Microsoft announced the move Thursday at its Build developer conference in Seattle. Apple will be listing a full version of iTunes, complete with Apple Music and iPhone syncing, in the Windows Store.
This is a big deal for Microsoft. Just last week, the software giant announced Windows 10 S, a streamlined version of its flagship operating system that’s targeted at students. Unlike other versions of the OS, Windows 10 S can only install apps from the Windows Store. Adding iTunes will makes Windows 10 S a lot more useful and usable to a lot more people.
From the Apple perspective, this could be seen as a defensive move. Currently, iTunes is the only way on a Windows or Mac computer to use the Apple Music subscription service, which is a major push for Apple. If iTunes weren’t in the Windows Store, Apple Music could lose out to rivals such as Spotify.

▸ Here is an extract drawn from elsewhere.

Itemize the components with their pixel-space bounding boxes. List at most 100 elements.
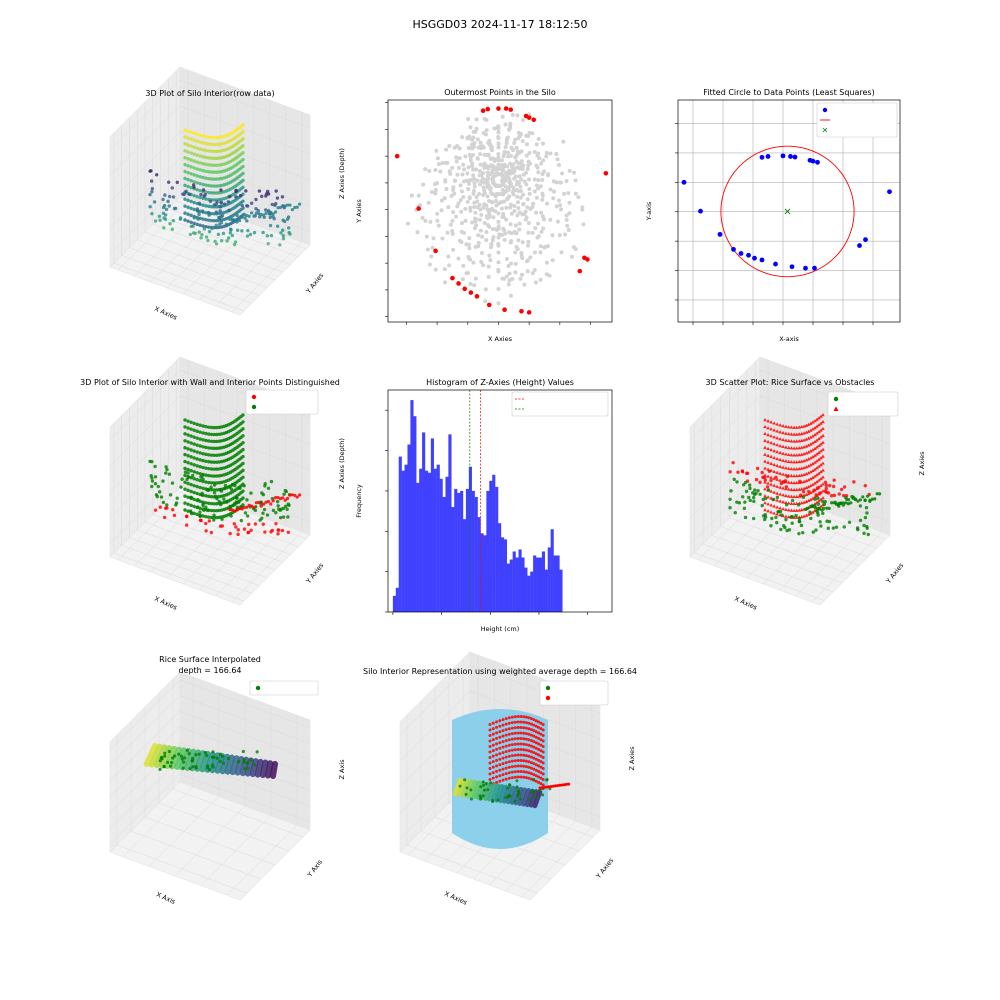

At the moment, the Windows Store is fairly limited. It includes a handful of popular apps like Netflix, Hulu, Facebook, Instagram, and Uber, but it’s struggled to attract the lion’s share of developers. Most app makers are focusing their efforts on Apple’s iOS, which underlies the iPhone, and Android, both of which offer broader audiences. Meanwhile, traditional Windows developers generally haven’t bothered with the Windows Store, seeing little advantage in changing how they distribute software.
As a result, Windows 10 S lacks access to many popular desktop apps, including the Steam gaming platform and the Google Chrome browser. That’s likely to limit its appeal.

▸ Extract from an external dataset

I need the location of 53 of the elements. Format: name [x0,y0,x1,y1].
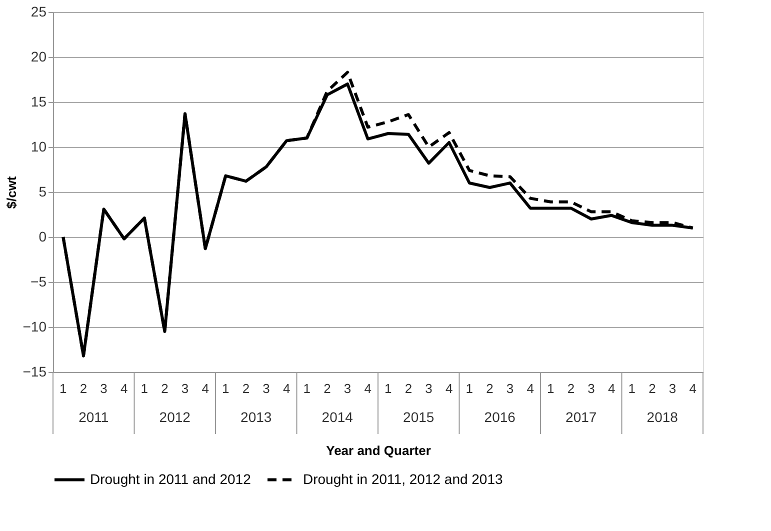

Which is why Microsoft has redoubled its efforts to get the Windows Store stocked up. At the Build, the company announced that Spotify, SAP Boardroom, and Autodesk are all coming to its Store. The idea is that the more developers that come to the Windows Store, the more it’ll encourage others to follow suit.
So with Apple giving the Windows Store this a vote of confidence, that’s a huge win for Microsoft. As we often see elsewhere, as Apple goes, the world follows.